Oil is a common lubricant used in various industries for the smooth operation of machinery and equipment. Natural oils, such as vegetable and mineral oils, are often preferred due to their eco-friendliness and low toxicity. However, the delivery of these oils can be challenging as they tend to separate from water-based carriers, making them difficult to apply uniformly. Emulsifiers are commonly added to oils to overcome this problem by stabilizing the oil-in-water emulsion. However, recent studies have shown that emulsifiers can have a negative impact on the lubricating properties of oils. As a result, emulsifier-free approaches are being developed to deliver natural oils for lubrication, which can lead to better lubrication performance.

Emulsifiers are surface-active agents that have a hydrophilic (water-loving) head and a hydrophobic (oil-loving) tail. They are commonly used to stabilize oil-in-water emulsions by adsorbing at the oil-water interface and reducing the interfacial tension. This allows the oil droplets to remain dispersed in the water-based carrier, making it easier to apply. However, emulsifiers can also affect the rheological properties of oils, such as viscosity and surface tension, which can have a negative impact on lubrication performance. Emulsifiers can also form a layer on the surface of the oil droplets, reducing their ability to interact with the metal surfaces, which can lead to increased wear and friction.

Emulsifier-free approaches to oil delivery are being developed to avoid these negative effects. One such approach is the use of surfactant-free emulsions (SFEs), which are stabilized by the natural surface-active agents present in the oil. These natural surfactants, such as phospholipids and free fatty acids, can adsorb at the oil-water interface and stabilize the emulsion without affecting the rheological properties of the oil. SFEs have been shown to have superior lubrication performance compared to emulsions stabilized with synthetic emulsifiers. For example, SFEs have been used to deliver vegetable oils for metal cutting and have been found to reduce wear and friction by up to 90% compared to conventional emulsions.

Another approach to emulsifier-free oil delivery is the use of microemulsions, which are thermodynamically stable, transparent mixtures of oil, water, and surfactants. Microemulsions can be formed without the use of high-energy input, such as ultrasonication, which is often required for the formation of conventional emulsions. This makes microemulsions easier and cheaper to produce. Microemulsions can also have a smaller droplet size compared to conventional emulsions, which can lead to better coverage and penetration of the oil into the metal surfaces. Microemulsions have been used to deliver mineral oils for lubrication and have been found to have better tribological properties compared to conventional emulsions.

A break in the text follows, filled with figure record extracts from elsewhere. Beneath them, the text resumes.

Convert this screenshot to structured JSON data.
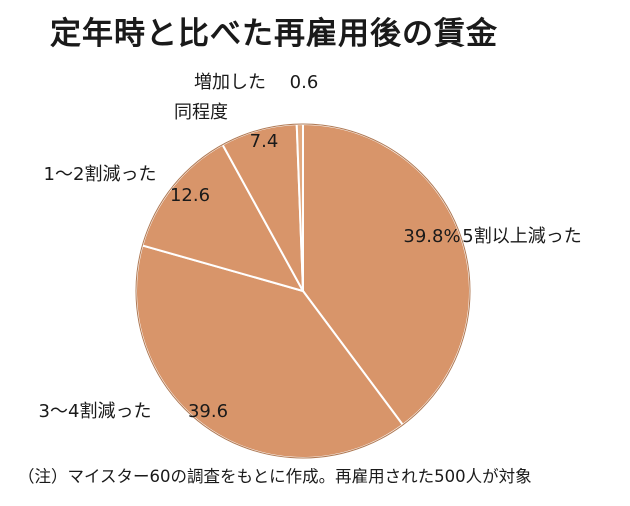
{
  "title": "定年時と比べた再雇用後の賃金",
  "note": "（注）マイスター60の調査をもとに作成。再雇用された500人が対象",
  "colors": {
    "slice_fill": "#d8956a",
    "slice_fill_small": "#e2a97f",
    "slice_border": "#ffffff",
    "outline": "#b07a55",
    "text": "#1a1a1a"
  },
  "chart_data": {
    "type": "pie",
    "title": "定年時と比べた再雇用後の賃金",
    "unit": "%",
    "slices": [
      {
        "label": "5割以上減った",
        "value": 39.8,
        "value_label": "39.8%"
      },
      {
        "label": "3〜4割減った",
        "value": 39.6,
        "value_label": "39.6"
      },
      {
        "label": "1〜2割減った",
        "value": 12.6,
        "value_label": "12.6"
      },
      {
        "label": "同程度",
        "value": 7.4,
        "value_label": "7.4"
      },
      {
        "label": "増加した",
        "value": 0.6,
        "value_label": "0.6"
      }
    ]
  }
}
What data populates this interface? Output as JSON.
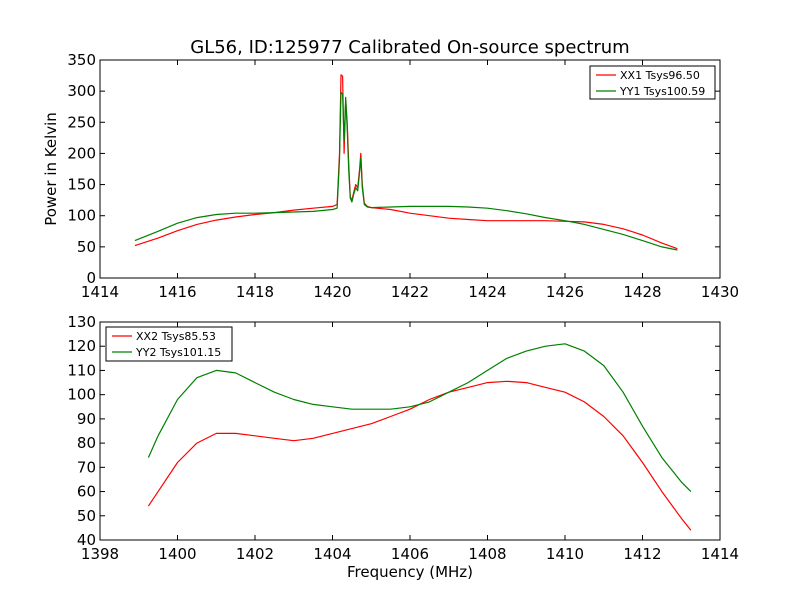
{
  "figure": {
    "title": "GL56, ID:125977 Calibrated On-source spectrum"
  },
  "chart_data": [
    {
      "type": "line",
      "title": "GL56, ID:125977 Calibrated On-source spectrum",
      "xlabel": "",
      "ylabel": "Power in Kelvin",
      "xlim": [
        1414,
        1430
      ],
      "ylim": [
        0,
        350
      ],
      "xticks": [
        1414,
        1416,
        1418,
        1420,
        1422,
        1424,
        1426,
        1428,
        1430
      ],
      "yticks": [
        0,
        50,
        100,
        150,
        200,
        250,
        300,
        350
      ],
      "legend_position": "top-right",
      "grid": false,
      "series": [
        {
          "name": "XX1 Tsys96.50",
          "color": "#ff0000",
          "x": [
            1414.9,
            1415.5,
            1416.0,
            1416.5,
            1417.0,
            1417.5,
            1418.0,
            1418.5,
            1419.0,
            1419.5,
            1420.0,
            1420.12,
            1420.18,
            1420.22,
            1420.26,
            1420.3,
            1420.34,
            1420.38,
            1420.42,
            1420.46,
            1420.5,
            1420.55,
            1420.6,
            1420.65,
            1420.7,
            1420.73,
            1420.77,
            1420.82,
            1420.9,
            1421.0,
            1421.5,
            1422.0,
            1422.5,
            1423.0,
            1423.5,
            1424.0,
            1424.5,
            1425.0,
            1425.5,
            1426.0,
            1426.5,
            1427.0,
            1427.5,
            1428.0,
            1428.5,
            1428.9
          ],
          "y": [
            52,
            64,
            76,
            86,
            93,
            98,
            102,
            105,
            109,
            112,
            115,
            118,
            200,
            326,
            324,
            200,
            285,
            250,
            180,
            130,
            125,
            138,
            150,
            145,
            175,
            200,
            150,
            120,
            115,
            113,
            110,
            104,
            100,
            96,
            94,
            92,
            92,
            92,
            92,
            91,
            90,
            86,
            79,
            69,
            56,
            47
          ]
        },
        {
          "name": "YY1 Tsys100.59",
          "color": "#008000",
          "x": [
            1414.9,
            1415.5,
            1416.0,
            1416.5,
            1417.0,
            1417.5,
            1418.0,
            1418.5,
            1419.0,
            1419.5,
            1420.0,
            1420.12,
            1420.18,
            1420.22,
            1420.26,
            1420.3,
            1420.34,
            1420.38,
            1420.42,
            1420.46,
            1420.5,
            1420.55,
            1420.6,
            1420.65,
            1420.7,
            1420.73,
            1420.77,
            1420.82,
            1420.9,
            1421.0,
            1421.5,
            1422.0,
            1422.5,
            1423.0,
            1423.5,
            1424.0,
            1424.5,
            1425.0,
            1425.5,
            1426.0,
            1426.5,
            1427.0,
            1427.5,
            1428.0,
            1428.5,
            1428.9
          ],
          "y": [
            60,
            75,
            88,
            97,
            102,
            104,
            104,
            105,
            106,
            107,
            110,
            112,
            190,
            298,
            295,
            220,
            290,
            240,
            170,
            128,
            122,
            135,
            145,
            140,
            170,
            193,
            145,
            118,
            114,
            113,
            114,
            115,
            115,
            115,
            114,
            112,
            108,
            103,
            97,
            92,
            86,
            78,
            70,
            60,
            50,
            45
          ]
        }
      ]
    },
    {
      "type": "line",
      "title": "",
      "xlabel": "Frequency (MHz)",
      "ylabel": "",
      "xlim": [
        1398,
        1414
      ],
      "ylim": [
        40,
        130
      ],
      "xticks": [
        1398,
        1400,
        1402,
        1404,
        1406,
        1408,
        1410,
        1412,
        1414
      ],
      "yticks": [
        40,
        50,
        60,
        70,
        80,
        90,
        100,
        110,
        120,
        130
      ],
      "legend_position": "top-left",
      "grid": false,
      "series": [
        {
          "name": "XX2 Tsys85.53",
          "color": "#ff0000",
          "x": [
            1399.25,
            1399.5,
            1400.0,
            1400.5,
            1401.0,
            1401.5,
            1402.0,
            1402.5,
            1403.0,
            1403.5,
            1404.0,
            1404.5,
            1405.0,
            1405.5,
            1406.0,
            1406.5,
            1407.0,
            1407.5,
            1408.0,
            1408.5,
            1409.0,
            1409.5,
            1410.0,
            1410.5,
            1411.0,
            1411.5,
            1412.0,
            1412.5,
            1413.0,
            1413.25
          ],
          "y": [
            54,
            60,
            72,
            80,
            84,
            84,
            83,
            82,
            81,
            82,
            84,
            86,
            88,
            91,
            94,
            98,
            101,
            103,
            105,
            105.5,
            105,
            103,
            101,
            97,
            91,
            83,
            72,
            60,
            49,
            44
          ]
        },
        {
          "name": "YY2 Tsys101.15",
          "color": "#008000",
          "x": [
            1399.25,
            1399.5,
            1400.0,
            1400.5,
            1401.0,
            1401.5,
            1402.0,
            1402.5,
            1403.0,
            1403.5,
            1404.0,
            1404.5,
            1405.0,
            1405.5,
            1406.0,
            1406.5,
            1407.0,
            1407.5,
            1408.0,
            1408.5,
            1409.0,
            1409.5,
            1410.0,
            1410.5,
            1411.0,
            1411.5,
            1412.0,
            1412.5,
            1413.0,
            1413.25
          ],
          "y": [
            74,
            83,
            98,
            107,
            110,
            109,
            105,
            101,
            98,
            96,
            95,
            94,
            94,
            94,
            95,
            97,
            101,
            105,
            110,
            115,
            118,
            120,
            121,
            118,
            112,
            101,
            87,
            74,
            64,
            60
          ]
        }
      ]
    }
  ]
}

In conclusion, emulsifier-free approaches to oil delivery can lead to better lubrication performance compared to conventional emulsions stabilized with synthetic emulsifiers. Surfactant-free emulsions and microemulsions are two approaches that have shown promise in delivering natural oils for lubrication. These approaches can lead to reduced wear and friction, which can improve the durability and efficiency of machinery and equipment. The use of natural oils for lubrication can also reduce the environmental impact of industrial processes by reducing the use of synthetic lubricants, which are often toxic and non-biodegradable.